Shard Key Introduction¶
https://storyboard.openstack.org/#!/story/2010378
After much discussion and attempts to remedy the scalability issues with
nova-compute
and its connection to Ironic in large scale deployments,
and upon newly discovered indicators of networking-baremetal
having a
similar scaling issue, the community has started to reach an agreement on
a path forward. Specifically, to introduce a sharding model which would
allow API consumers to map and lock on to specific sets of baremetal nodes,
regardless of if the relationship is semi-permanant or entirely situational.
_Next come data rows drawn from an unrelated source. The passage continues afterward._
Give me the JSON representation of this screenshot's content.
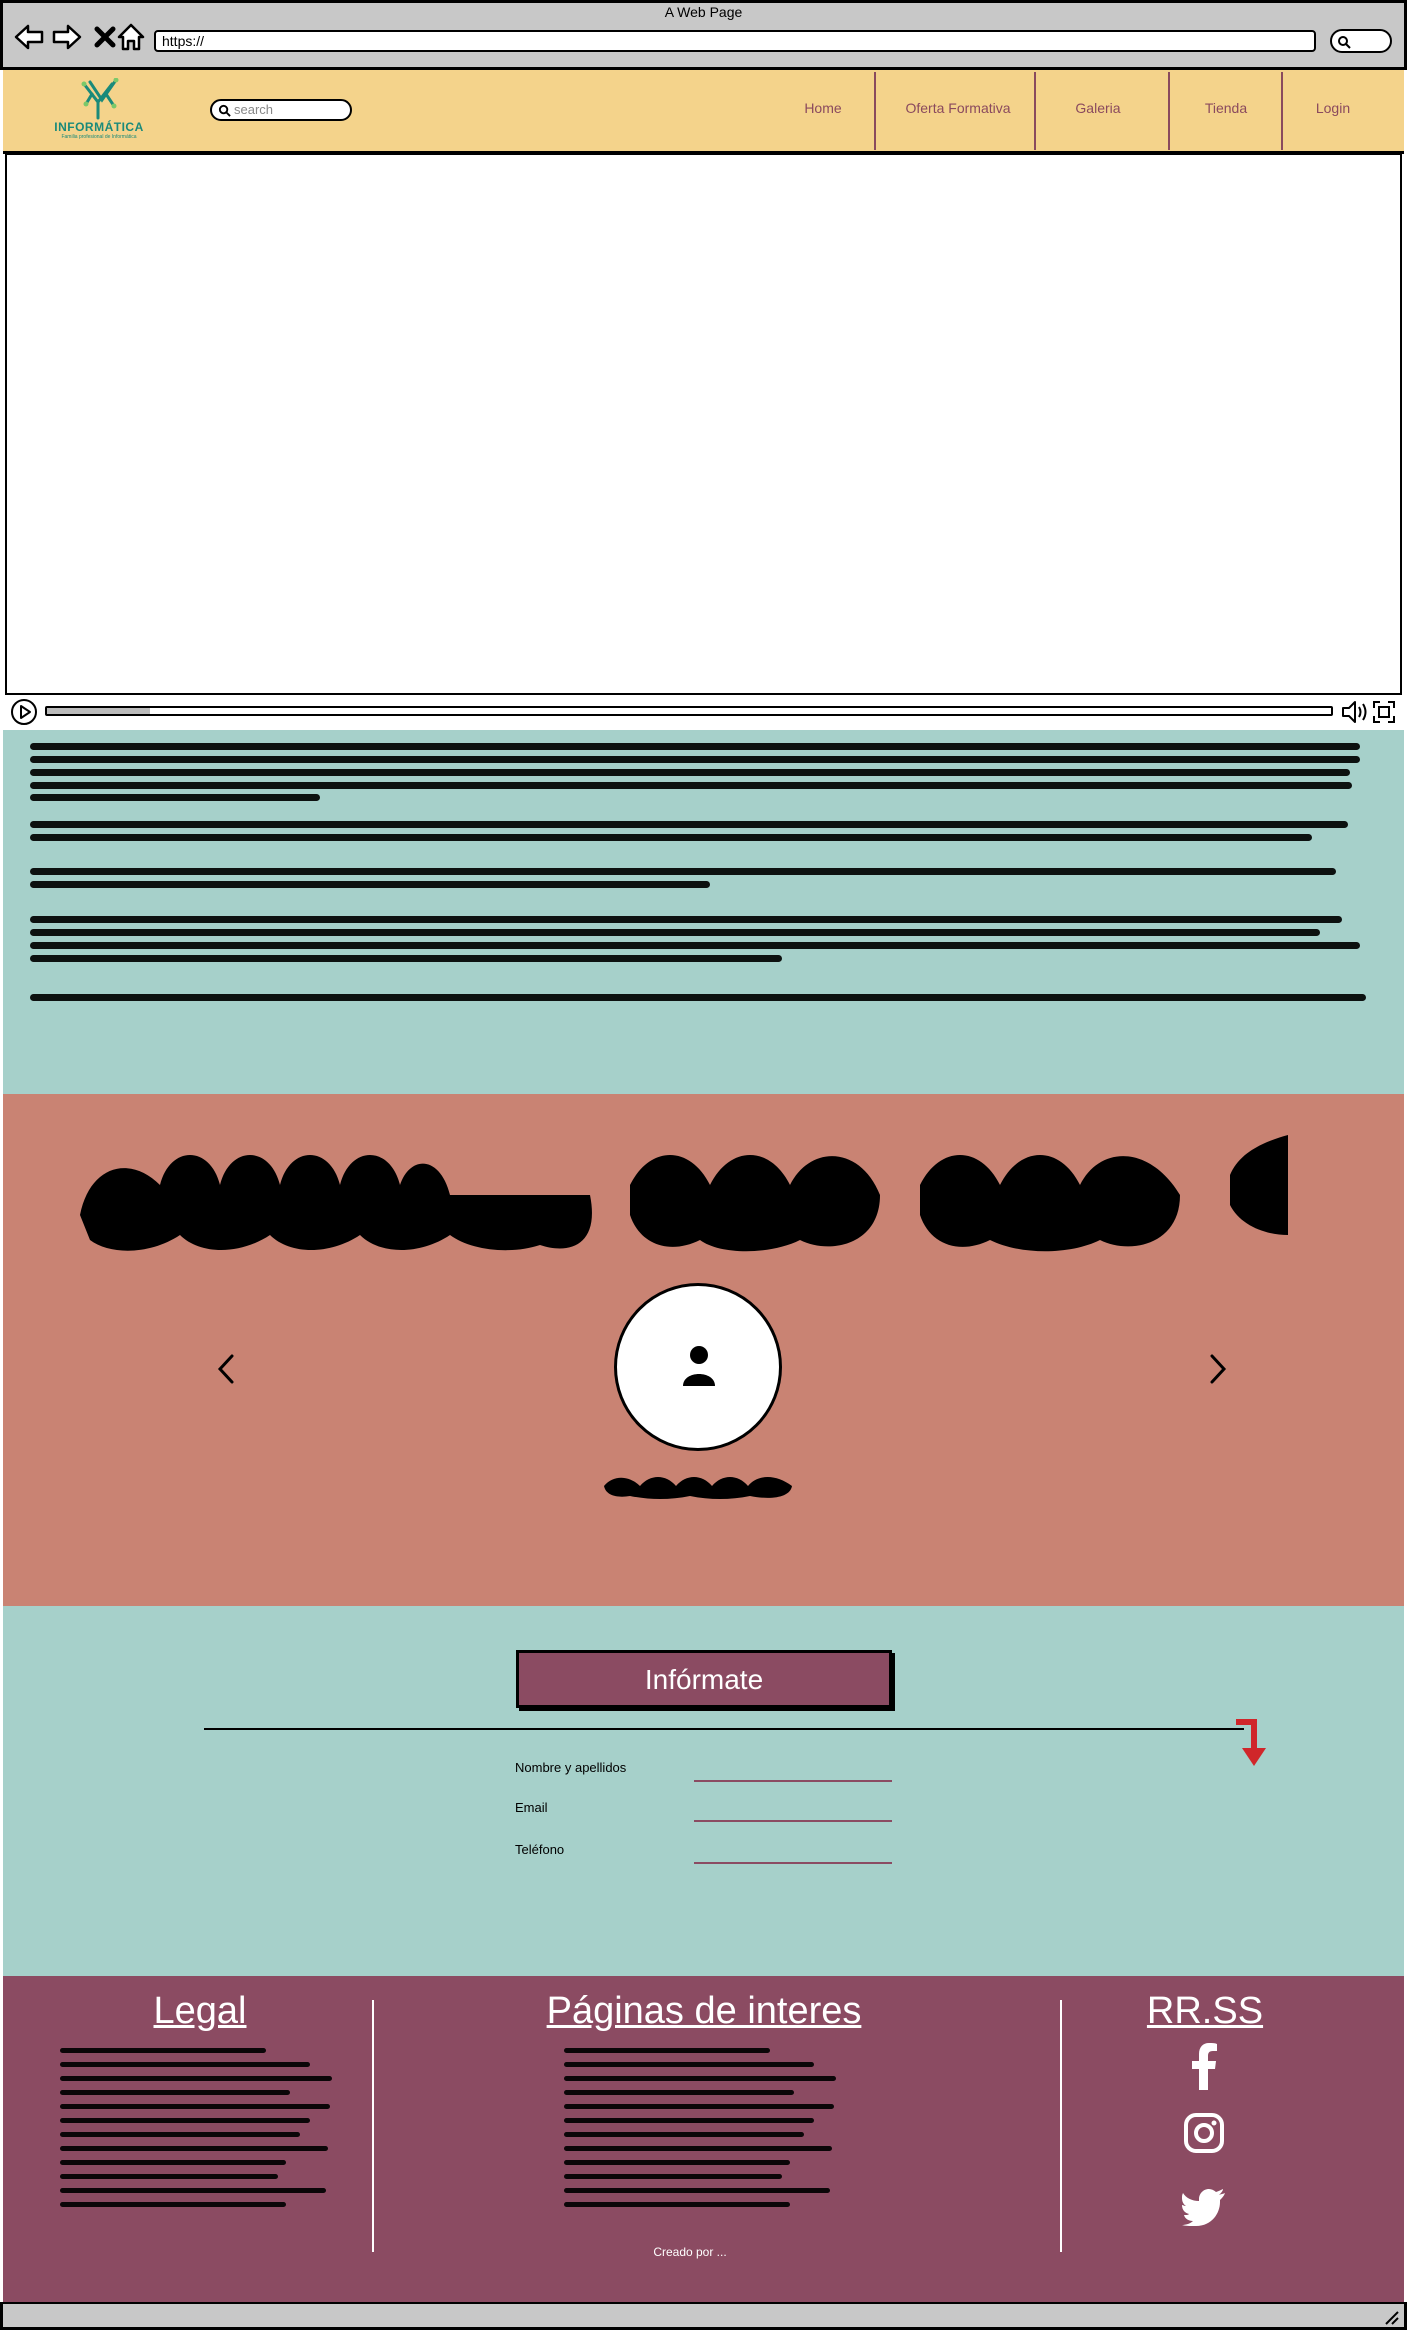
{
  "browser": {
    "window_title": "A Web Page",
    "url": "https://"
  },
  "header": {
    "logo_text": "INFORMÁTICA",
    "logo_subtext": "Familia profesional de Informática",
    "search_placeholder": "search",
    "nav": [
      "Home",
      "Oferta Formativa",
      "Galeria",
      "Tienda",
      "Login"
    ]
  },
  "video": {
    "progress": 0.08
  },
  "form": {
    "button_label": "Infórmate",
    "fields": [
      "Nombre y apellidos",
      "Email",
      "Teléfono"
    ]
  },
  "footer": {
    "legal_title": "Legal",
    "pages_title": "Páginas de interes",
    "social_title": "RR.SS",
    "social_icons": [
      "facebook-icon",
      "instagram-icon",
      "twitter-icon"
    ],
    "credit": "Creado por ..."
  },
  "colors": {
    "header_bg": "#f4d38b",
    "teal_bg": "#a6d0ca",
    "salmon_bg": "#c98373",
    "plum": "#8b4b62",
    "arrow_red": "#d0262a"
  }
}
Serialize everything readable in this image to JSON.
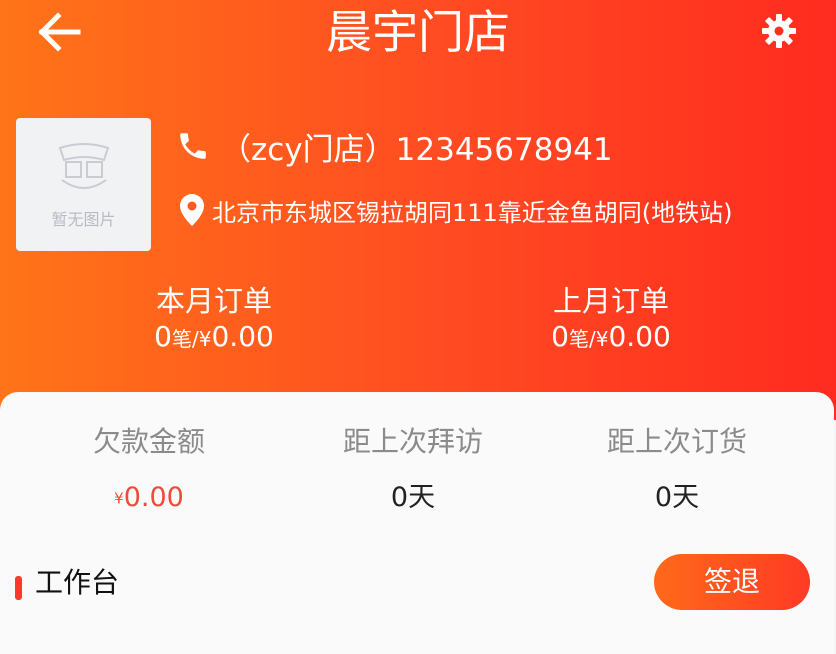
{
  "topbar": {
    "title": "晨宇门店",
    "back_icon": "arrow-left-icon",
    "settings_icon": "gear-icon"
  },
  "store": {
    "image_placeholder": "暂无图片",
    "logo_icon": "store-logo-icon",
    "phone_icon": "phone-icon",
    "phone": "（zcy门店）12345678941",
    "location_icon": "location-pin-icon",
    "address": "北京市东城区锡拉胡同111靠近金鱼胡同(地铁站)"
  },
  "orders": {
    "this_month": {
      "label": "本月订单",
      "count": "0",
      "unit": "笔/",
      "currency": "¥",
      "amount": "0.00"
    },
    "last_month": {
      "label": "上月订单",
      "count": "0",
      "unit": "笔/",
      "currency": "¥",
      "amount": "0.00"
    }
  },
  "stats": {
    "debt": {
      "label": "欠款金额",
      "currency": "¥",
      "value": "0.00"
    },
    "last_visit": {
      "label": "距上次拜访",
      "value": "0天"
    },
    "last_order": {
      "label": "距上次订货",
      "value": "0天"
    }
  },
  "workbench": {
    "label": "工作台"
  },
  "actions": {
    "sign_out": "签退"
  },
  "colors": {
    "gradient_start": "#ff7418",
    "gradient_end": "#ff2b1f",
    "accent_red": "#f04a3b"
  }
}
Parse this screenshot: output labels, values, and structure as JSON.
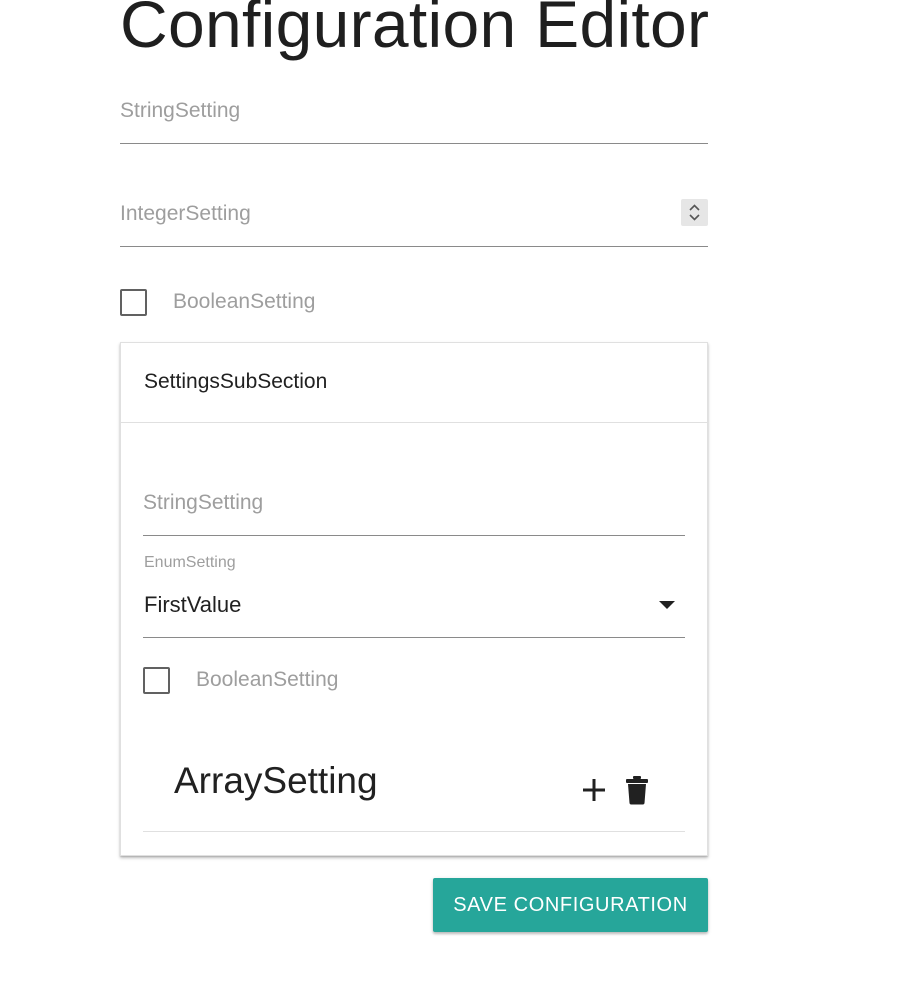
{
  "page": {
    "title": "Configuration Editor"
  },
  "fields": {
    "string_setting": {
      "placeholder": "StringSetting",
      "value": ""
    },
    "integer_setting": {
      "placeholder": "IntegerSetting",
      "value": ""
    },
    "boolean_setting": {
      "label": "BooleanSetting",
      "checked": false
    }
  },
  "subsection": {
    "title": "SettingsSubSection",
    "string_setting": {
      "placeholder": "StringSetting",
      "value": ""
    },
    "enum_setting": {
      "label": "EnumSetting",
      "selected": "FirstValue"
    },
    "boolean_setting": {
      "label": "BooleanSetting",
      "checked": false
    },
    "array_setting": {
      "title": "ArraySetting"
    }
  },
  "actions": {
    "save_label": "SAVE CONFIGURATION"
  },
  "icons": {
    "stepper": "number-stepper-icon",
    "enum_arrow": "dropdown-arrow-icon",
    "add": "plus-icon",
    "delete": "trash-icon"
  },
  "colors": {
    "accent": "#26a69a",
    "placeholder": "#9e9e9e",
    "text": "#212121"
  }
}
Only the consumer of the information performing processing can make that
determination, and it is up to Ironic to try and provide the substrate
capabilities to efficiently operate against its API.
Problem description¶
The reality is Ironic can be used at some absurd scales in the hundreds of of thousands of baremetal nodes, and while most operators of Ironic either run multiple smaller distinct Ironic deployments with less than 500 physical machines, some need a single deployment with thousands or tens of thousands of physical nodes. At increased scales, external operations polling ironic, generally struggle to scale at these levels. It is also easy for misconfigurations to be made where performance can become degraded, which is because the scaling model and limits are difficult to understand.
This is observable with the operation of Nova’s Compute process when running
the nova.virt.ironic
driver. It is operationally easy to get into
situations where one is attempting to support thousands of baremetal nodes,
with too few nova-compute
processes. This specific situation leads to
the process attempting to take on more work than it was designed to handle.
Recently we discovered a case, while rooted in misconfiguration, where the
same basic scaling issue exists with networking-baremetal
where it is
responsible for polling and updating physical network mappings in Neutron.
The same basic case, a huge amount of work, and multiple processes.
In this specific case, multiple (3) Neutron services were stressing the Ironic
API retrieving all of the nodes, and attempting to update all of the related
physical network mapping records in neutron, resulting in the same record
being updated 3 times, once from each service.
The root issue is the software consuming Ironic’s data needs to be able to self-delineate the overall node set and determine the local separation points for sharding the nodes. The delineation is required because the processes executed are far more processor intensive, which can introduce latency and lag which can lead towards race conditions.
The challenge, from what has been done previously, is the previous model required downloading the entire data set to build a hash ring from.
Where things are also complicated, is Ironic has an operational model of
a conductor_group
, which is intended to help model a physical grouping
or operational constraint. The challenge here is that conductor groups are
not automatic in any way, shape, or form. As a result, conductor groups
is not the solution we need here.
Proposed change¶
Overall the idea, is to introduce a shard
field on the node object,
which an API user (Service), can utilize to retrieve a subset of nodes.
This new field on the node object would be inline with existing API field behavior constraints and can be set via the API.
We can provide a means to pre-set the shard, but ultimately it is still optional for Ironic, and the shard exists for the API consumer’s benefit.
In order to facilitate the usage by an API client, /v1/nodes
and
/v1/ports
would be updated to accept a shard
parameter
(i.e. GET /v1/nodes?shard=foo, GET /v1/ports?shard=foo,
GET /v1/portgroups?shard=foo) in the query to allow for API consumers
to automatically scope limit their data set and self determine how to
reduce the workset. For example, networking-baremetal
may not care
about assignment, it just needs to reduce the localized workset.
Whereas, nova-compute
needs the shard field to remain static, that is
unless nova-compute
or some other API consumer were to request the
shard
to be updated on a node.
Note
The overall process consumers use today is to retrieve everything and
then limit the scope of work based upon contents of the result set.
This results in a large overhead of work and increased looping latency
which also can encourage race conditions. Both nova-compute
and the networking-baremetal
ML2 plugin operate in this way with
different patterns of use. The advantage of the the proposed solution
is to enable the scope limiting/grouping into manageable chunks.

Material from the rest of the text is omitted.